Bottlerocket ECS Updater MVP

Question

Bottlerocket ECS Updater MVP

webern opened this issue 4 years ago · comments

Matthew James Briggs commented 4 years ago

Bottlerocket ECS Updater MVP

Service Binary/Process Name: bottlerocket-ecs-updater
Git Repository: bottlerocket-ecs-updater

Background

We want to provide a solution for automating Bottlerocket updates in ECS clusters.

This functionality will be similar to that provided by brupop.
A system will cause Bottlerocket nodes to apply OS updates as they become available through the waves system.

Throughout, the term node actually means ECS Container Instance.

Requirements

User does not have to manually initiate updates per-host.
Updates obey wave structure as normal.
Hosts are drained of ECS tasks (that are created by a service) before updating.
System should not interrupt tasks that are not part of a service.
Safe update velocity; one host at a time (for initial release).
Check health before moving on (perhaps with ECS healthcheck)

Service

The program will run externally to the nodes-under-management as a Fargate task.
Running the updater in the existing cluster capacity is possible (and could be a future feature), but it would be more complex since the program might want to update its own node.

What it Does

The service periodically communicates with the ECS control plane and Bottlerocket nodes via their respective APIs.

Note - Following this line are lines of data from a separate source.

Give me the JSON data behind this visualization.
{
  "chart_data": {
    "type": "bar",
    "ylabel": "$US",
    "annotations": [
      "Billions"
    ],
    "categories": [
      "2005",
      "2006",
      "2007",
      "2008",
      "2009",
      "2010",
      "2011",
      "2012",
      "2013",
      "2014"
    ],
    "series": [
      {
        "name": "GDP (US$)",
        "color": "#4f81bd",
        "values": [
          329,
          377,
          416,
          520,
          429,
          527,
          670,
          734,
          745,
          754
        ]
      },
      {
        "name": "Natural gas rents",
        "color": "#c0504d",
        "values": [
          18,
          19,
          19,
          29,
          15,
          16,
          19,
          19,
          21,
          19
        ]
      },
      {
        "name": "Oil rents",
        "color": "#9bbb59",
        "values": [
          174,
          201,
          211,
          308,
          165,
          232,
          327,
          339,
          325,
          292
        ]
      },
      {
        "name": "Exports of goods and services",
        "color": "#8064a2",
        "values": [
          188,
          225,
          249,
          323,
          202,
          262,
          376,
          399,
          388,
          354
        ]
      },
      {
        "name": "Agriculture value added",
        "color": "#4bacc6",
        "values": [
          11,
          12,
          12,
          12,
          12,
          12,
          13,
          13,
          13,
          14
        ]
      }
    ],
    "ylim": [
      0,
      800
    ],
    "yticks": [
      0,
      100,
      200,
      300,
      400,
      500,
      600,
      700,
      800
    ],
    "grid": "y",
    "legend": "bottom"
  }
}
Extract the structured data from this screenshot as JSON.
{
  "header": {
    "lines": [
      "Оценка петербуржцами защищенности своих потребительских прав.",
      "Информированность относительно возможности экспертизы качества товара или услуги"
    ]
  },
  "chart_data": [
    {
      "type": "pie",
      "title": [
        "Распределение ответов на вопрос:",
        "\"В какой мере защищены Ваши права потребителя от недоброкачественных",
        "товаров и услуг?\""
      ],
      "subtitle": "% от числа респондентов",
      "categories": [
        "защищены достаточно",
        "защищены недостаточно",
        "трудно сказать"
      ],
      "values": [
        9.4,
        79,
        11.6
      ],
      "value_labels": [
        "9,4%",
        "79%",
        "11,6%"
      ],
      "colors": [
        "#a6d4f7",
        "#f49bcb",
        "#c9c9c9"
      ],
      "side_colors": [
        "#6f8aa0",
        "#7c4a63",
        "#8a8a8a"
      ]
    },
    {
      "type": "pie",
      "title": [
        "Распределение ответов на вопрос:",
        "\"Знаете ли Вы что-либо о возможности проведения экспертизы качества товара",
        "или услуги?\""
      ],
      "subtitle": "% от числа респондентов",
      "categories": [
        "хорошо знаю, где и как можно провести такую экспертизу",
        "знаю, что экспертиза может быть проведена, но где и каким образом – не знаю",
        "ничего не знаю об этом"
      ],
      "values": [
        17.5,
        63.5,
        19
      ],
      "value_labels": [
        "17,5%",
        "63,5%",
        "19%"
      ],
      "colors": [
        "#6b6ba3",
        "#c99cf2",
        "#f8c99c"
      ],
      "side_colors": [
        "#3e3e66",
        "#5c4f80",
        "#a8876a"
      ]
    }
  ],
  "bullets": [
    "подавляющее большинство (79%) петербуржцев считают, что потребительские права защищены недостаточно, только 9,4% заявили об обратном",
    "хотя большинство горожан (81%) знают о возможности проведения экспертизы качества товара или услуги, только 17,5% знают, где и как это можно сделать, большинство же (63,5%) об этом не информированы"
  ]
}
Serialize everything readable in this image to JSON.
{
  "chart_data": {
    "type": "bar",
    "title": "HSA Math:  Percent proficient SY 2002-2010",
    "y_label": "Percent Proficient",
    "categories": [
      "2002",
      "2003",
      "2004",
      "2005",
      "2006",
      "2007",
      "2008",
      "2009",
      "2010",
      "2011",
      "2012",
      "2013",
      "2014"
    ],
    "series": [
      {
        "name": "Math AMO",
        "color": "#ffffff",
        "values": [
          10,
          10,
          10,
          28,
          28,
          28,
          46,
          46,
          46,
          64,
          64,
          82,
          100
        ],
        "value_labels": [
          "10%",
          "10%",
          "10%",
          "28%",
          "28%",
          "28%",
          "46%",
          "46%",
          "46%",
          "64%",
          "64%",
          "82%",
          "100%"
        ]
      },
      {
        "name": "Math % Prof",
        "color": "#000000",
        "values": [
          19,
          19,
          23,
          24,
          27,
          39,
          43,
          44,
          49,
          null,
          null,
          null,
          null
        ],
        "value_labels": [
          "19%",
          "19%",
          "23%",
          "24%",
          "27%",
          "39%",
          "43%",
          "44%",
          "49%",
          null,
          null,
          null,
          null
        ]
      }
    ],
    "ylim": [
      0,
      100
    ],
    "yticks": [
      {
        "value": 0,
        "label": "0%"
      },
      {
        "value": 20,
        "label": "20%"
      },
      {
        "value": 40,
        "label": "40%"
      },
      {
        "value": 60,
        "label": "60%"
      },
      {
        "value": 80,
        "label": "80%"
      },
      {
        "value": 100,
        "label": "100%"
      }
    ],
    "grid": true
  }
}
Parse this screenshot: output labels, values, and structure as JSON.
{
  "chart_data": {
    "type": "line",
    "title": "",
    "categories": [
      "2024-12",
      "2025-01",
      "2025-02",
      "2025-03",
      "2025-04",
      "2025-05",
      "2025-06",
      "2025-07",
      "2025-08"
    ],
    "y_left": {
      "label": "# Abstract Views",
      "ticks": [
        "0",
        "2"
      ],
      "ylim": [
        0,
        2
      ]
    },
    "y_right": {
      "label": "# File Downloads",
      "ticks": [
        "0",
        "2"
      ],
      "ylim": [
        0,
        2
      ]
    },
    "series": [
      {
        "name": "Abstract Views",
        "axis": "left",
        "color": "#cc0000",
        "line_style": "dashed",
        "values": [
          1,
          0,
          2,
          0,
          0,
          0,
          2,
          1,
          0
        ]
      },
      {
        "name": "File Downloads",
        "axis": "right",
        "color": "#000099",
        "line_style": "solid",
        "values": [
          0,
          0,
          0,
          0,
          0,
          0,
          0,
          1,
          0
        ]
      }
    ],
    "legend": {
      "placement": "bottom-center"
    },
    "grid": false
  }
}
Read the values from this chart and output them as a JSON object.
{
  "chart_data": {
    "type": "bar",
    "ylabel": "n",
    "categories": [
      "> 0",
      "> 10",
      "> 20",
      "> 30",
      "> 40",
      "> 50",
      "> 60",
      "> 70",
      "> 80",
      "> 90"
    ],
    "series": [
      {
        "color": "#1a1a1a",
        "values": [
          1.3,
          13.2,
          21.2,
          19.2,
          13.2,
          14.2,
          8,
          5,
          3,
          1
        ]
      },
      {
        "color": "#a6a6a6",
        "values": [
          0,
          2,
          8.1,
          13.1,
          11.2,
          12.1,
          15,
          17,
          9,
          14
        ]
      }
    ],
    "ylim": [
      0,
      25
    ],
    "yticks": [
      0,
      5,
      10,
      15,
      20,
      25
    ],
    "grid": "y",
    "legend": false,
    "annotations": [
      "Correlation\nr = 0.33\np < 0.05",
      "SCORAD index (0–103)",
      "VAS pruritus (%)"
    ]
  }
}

When a Bottlerocket node indicates that it has an update available, the system will cause the node to be drained of services, apply the update, reboot the node, and undrain the node.

State Storage

We may need to store some state information beyond the lifetime of the program, but we have not yet figured out where to store it.
One idea is to use the ECS API putAttributes, but we need to research this further to make sure it is an appropriate use of the API.

Design

At regular intervals, a scheduled task will launch the program in a Fargate task.
This task will need an IAM role that allows it to interact with ECS to describe the cluster, drain nodes, undrain nodes and perform healthchecks.
The task might need an EC2 permission to determine whether an instance is running Bottlerocket or not (TBD).
The task will need SSM permissions to communicate with the Bottlerocket nodes it wants to manage (and the nodes will need SSM enabled in order to be managed).
SSM documents, the Fargate task, cron, etc. will be defined in a CloudFormation file.

Program Flow

Describe the cluster.
Build a list of instances ignoring those not running Bottlerocket (hopefully EC2 call not required?)
Query each instance to see if it has an update available (embarrassingly parallel to save time)
- Ignore/discard those that don’t need an update.
- List tasks and inspect tasks on each node that needs an update, discard nodes that have non-service tasks.
Prioritize the list (probably not too important), e.g.
- Current version descending
- Seed ascending
- Whatever
Proceed through the list of nodes to update, one-at-a-time.
- Drain the node
  - List-tasks for the node until all are stopped.
  - (TODO - timeout?, Then what?)
- Apply update, reboot.
- Wait for the node to re-appear (maybe check EC2). (TODO - timeout?, then what?)
- Wait for the node to become healthy in ECS.
- Undrain the node.
- Proceed to the next node.

Testing

Unit

We should use some mediator traits as injected dependencies dynamic dependencies to decouple the business logic from rusoto.

Integ

We should create a binary that we can run that will do an integration test.

Approximate requirements:

Use a pre-existing ECS cluster.
Detect pre-existing instances in the cluster and abort with error informing the user that the cluster should be empty.
Create multiple nodes taking a Bottlerocket AMI (version < latest), or getting it from SSM.
Create a workload service and run it on the nodes.
Assert health of the workload throughout test?
Containerize and deploy the local changeset version of bottlerocket-update-operator to an ECR repo.
Run the updater in a Fargate task.
Assert the nodes do update.
Cleanup.

Issues

This issue serves as a rollup of the issues that we need to close to get to the MVP. Waypoints along the way:

Samuel Karp · Answer 1 · Wed Jun 30 2021 02:03:29 GMT+0800 (China Standard Time)

Remaining tasks are each tracked in their own issues; closing this one.